Claude allait refuser. Depuis le matin il n’avait qu’une hâte, marcher plus vite, comme si chaque pas abrégeait la corvée et le ramenait vers Paris. Son cœur, sa tête, son être entier était resté là-bas. Il ne regardait ni à droite, ni à gauche, filant sans rien distinguer des champs ni des arbres, n’ayant au crâne que son idée fixe, dans une hallucination telle, que, par moments, la pointe de la Cité lui semblait se dresser et l’appeler du milieu des vastes chaumes. Pourtant, la proposition de Sandoz éveillait en lui des souvenirs ; et, une mollesse l’envahissant, il répondit :

— Oui, c’est ça, allons voir.

Mais, à mesure qu’il avançait le long de la berge, il se révoltait de douleur.
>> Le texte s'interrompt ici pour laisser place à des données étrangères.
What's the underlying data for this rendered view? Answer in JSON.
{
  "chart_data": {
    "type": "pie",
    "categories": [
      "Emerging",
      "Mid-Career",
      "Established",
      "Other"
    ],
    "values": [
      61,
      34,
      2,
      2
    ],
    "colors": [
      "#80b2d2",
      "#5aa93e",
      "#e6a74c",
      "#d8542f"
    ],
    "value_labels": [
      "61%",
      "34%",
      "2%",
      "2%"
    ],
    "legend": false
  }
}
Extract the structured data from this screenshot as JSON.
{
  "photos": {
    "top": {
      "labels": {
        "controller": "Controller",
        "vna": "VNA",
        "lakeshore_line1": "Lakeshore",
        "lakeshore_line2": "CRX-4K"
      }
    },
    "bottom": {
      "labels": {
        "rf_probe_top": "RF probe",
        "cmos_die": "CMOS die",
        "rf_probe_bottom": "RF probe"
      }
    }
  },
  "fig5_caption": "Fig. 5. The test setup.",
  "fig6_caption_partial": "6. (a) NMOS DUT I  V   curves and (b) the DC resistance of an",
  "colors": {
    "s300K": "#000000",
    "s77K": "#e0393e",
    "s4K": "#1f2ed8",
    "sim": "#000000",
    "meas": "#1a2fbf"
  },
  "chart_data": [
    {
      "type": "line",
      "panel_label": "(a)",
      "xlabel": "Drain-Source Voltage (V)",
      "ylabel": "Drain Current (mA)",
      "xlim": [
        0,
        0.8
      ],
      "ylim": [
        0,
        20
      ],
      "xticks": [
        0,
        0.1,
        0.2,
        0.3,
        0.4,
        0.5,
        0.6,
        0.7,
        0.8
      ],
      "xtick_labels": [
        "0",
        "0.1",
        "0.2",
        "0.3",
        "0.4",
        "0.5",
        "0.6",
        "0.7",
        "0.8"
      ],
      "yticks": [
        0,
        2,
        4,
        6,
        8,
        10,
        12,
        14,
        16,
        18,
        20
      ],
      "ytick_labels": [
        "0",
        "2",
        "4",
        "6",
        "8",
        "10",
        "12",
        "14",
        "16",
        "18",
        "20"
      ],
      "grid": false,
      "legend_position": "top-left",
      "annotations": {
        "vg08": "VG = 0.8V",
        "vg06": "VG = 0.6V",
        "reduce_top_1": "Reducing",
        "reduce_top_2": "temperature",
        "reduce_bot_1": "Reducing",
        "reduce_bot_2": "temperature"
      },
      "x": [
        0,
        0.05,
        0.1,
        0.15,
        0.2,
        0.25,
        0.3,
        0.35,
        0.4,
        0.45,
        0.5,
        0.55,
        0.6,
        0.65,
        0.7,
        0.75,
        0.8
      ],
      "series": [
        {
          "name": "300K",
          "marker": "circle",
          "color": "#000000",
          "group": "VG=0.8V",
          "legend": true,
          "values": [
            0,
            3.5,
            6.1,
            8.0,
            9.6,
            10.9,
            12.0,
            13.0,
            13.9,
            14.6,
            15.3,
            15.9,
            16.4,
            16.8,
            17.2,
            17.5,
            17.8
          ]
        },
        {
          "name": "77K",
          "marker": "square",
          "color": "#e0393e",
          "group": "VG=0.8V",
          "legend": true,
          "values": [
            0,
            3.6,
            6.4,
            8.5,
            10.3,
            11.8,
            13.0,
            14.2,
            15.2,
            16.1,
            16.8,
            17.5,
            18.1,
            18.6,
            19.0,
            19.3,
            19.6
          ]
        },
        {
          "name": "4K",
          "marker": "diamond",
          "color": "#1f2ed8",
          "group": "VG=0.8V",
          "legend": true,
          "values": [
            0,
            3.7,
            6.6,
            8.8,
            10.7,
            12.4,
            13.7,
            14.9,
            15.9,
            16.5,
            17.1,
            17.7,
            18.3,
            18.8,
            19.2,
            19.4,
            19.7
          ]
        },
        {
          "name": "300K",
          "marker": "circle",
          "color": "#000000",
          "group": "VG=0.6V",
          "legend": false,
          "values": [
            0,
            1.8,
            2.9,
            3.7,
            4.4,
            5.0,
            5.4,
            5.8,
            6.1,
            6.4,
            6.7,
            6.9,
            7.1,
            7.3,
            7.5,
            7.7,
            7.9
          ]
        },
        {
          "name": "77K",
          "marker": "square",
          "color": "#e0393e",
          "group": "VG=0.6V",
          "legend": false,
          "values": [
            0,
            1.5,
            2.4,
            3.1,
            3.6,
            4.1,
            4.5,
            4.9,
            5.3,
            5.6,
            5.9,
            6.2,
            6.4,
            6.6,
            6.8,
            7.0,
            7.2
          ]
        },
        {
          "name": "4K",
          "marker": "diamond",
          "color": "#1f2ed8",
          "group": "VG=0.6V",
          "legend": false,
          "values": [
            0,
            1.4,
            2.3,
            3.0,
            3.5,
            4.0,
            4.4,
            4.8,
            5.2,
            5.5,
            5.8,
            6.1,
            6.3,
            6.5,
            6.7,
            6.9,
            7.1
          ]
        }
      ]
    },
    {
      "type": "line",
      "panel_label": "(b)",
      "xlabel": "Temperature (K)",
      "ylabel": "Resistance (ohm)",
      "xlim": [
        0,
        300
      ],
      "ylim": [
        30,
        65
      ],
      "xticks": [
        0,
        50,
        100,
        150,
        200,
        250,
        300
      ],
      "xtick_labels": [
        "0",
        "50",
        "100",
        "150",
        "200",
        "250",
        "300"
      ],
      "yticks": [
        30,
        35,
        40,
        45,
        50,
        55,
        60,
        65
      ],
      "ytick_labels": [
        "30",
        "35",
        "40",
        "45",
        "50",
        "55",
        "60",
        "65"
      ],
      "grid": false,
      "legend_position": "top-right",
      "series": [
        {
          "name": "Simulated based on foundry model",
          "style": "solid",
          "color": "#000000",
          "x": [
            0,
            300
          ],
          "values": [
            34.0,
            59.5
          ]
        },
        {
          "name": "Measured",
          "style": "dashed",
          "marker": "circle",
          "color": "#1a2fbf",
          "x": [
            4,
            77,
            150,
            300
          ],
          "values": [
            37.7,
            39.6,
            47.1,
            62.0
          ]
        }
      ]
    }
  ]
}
C’était à peine s’il reconnaissait le pays. On avait construit un pont pour relier Bonnières à Bennecourt : un pont, grand Dieu ! à la place de ce vieux bac craquant sur sa chaîne, et dont la note noire, coupant le courant, était si intéressante ! En outre, le barrage établi en aval, à Port-Villez, ayant remonté le niveau de la rivière, la plupart des îles se trouvaient submergées, les petits bras s’élargissaient. Plus de jolis coins, plus de ruelles mouvantes où se perdre, un désastre à étrangler tous les ingénieurs de la marine !

— Tiens ! ce bouquet de saules qui émergent encore, à gauche, c’était le Barreux, l’île où nous allions causer dans l’herbe, tu te souviens ?… Ah ! les misérables !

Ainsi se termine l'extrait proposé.